Patiënten met elke soort leveraandoening mogen geen of slechts beperkte hoeveelheden alcohol drinken. Thiazolidinedionen, medicijnen die de insulineresistentie verbeteren, zijn mogelijk inzetbaar. Hiermee is een histologische verbetering gedocumenteerd. Een
levertransplantatie is voorbehouden voor patiënten met cirrose in het laatste stadium.
Prognose
Een leververvetting veroorzaakt bij de meeste patiënten meestal geen ernstige problemen. De lever herstelt zich mogelijk (gedeeltelijk) door het hanteren van een gezondere levensstijl. Vooral bij kleine leverschade is het lichaam in staat om de leverproblemen zelf op te lossen. De leverziekte keert mogelijk wel terug, zelfs na een levertransplantatie. Regelmatige controle door de arts is geïndiceerd.

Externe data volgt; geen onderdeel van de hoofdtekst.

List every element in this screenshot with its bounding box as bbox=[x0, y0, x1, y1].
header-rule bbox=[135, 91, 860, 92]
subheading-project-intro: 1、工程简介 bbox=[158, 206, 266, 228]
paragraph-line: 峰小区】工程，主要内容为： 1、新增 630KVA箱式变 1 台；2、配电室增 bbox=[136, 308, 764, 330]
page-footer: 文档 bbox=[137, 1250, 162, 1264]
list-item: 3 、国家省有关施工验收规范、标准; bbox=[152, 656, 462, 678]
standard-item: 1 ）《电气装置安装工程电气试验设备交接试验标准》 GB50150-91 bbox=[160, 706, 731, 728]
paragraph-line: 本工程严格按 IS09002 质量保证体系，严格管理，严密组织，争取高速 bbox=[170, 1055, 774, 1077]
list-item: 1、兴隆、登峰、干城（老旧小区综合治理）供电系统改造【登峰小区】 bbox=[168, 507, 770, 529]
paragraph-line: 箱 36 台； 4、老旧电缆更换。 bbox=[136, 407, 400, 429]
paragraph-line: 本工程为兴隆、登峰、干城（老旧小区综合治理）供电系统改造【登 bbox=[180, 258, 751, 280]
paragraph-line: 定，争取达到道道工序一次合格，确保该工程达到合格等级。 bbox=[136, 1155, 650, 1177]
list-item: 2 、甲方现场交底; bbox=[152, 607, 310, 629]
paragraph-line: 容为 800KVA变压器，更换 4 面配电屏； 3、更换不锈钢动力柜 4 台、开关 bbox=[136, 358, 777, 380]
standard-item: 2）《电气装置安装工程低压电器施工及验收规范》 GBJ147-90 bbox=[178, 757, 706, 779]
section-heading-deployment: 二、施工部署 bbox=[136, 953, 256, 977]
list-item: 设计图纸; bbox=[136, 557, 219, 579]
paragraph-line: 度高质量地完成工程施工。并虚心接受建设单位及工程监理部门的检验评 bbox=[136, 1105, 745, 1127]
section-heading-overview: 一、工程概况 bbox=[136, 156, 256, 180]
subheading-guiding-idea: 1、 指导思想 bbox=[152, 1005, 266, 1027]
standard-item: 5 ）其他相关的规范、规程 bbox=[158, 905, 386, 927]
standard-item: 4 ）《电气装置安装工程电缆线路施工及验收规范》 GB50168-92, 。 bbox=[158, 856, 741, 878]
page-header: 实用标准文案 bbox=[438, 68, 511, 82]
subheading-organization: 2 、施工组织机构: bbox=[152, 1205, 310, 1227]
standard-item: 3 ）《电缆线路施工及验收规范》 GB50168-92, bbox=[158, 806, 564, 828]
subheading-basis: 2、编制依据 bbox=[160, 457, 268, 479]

Complicaties van leververvetting
In 1% van de gevallen leidt de leveraandoening mogelijk tot levercirrose. Bij dit leverprobleem ontstaat onherstelbare leverschade doordat normaal leverweefsel vervangen is door littekenweefsel. De lever werkt hierdoor niet meer goed, wat leidt tot
leverfalen. Ook is de kans op een
hepatocellulair carcinoom (vorm van
leverkanker) hoger bij patiënten met een niet-alcoholische vetleverziekte. Voorts hebben patiënten met een niet-alcoholische vette leverziekte meer kans op het ontwikkelen van diabetes mellitus en
hartaandoeningen.
Preventie
De preventie van een niet-alcoholische vette leverziekte richt zich vooral op het verminderen van de risicofactoren. Belangrijke maatregelen zijn:
- het behouden van een gezond gewicht door middel van voeding en lichaamsbeweging
- het beheersen van diabetes mellitus en hoge bloeddruk
- het verlagen van cholesterol- en triglycerideniveaus
- het vermijden van overmatige alcoholconsumptie
- het stoppen met roken
- regelmatige controle en opvolging door een arts, vooral bij risicogroepen
Door deze preventieve maatregelen kan de kans op het ontwikkelen van een niet-alcoholische vette leverziekte aanzienlijk worden verminderd en kan de gezondheid van de lever worden beschermd.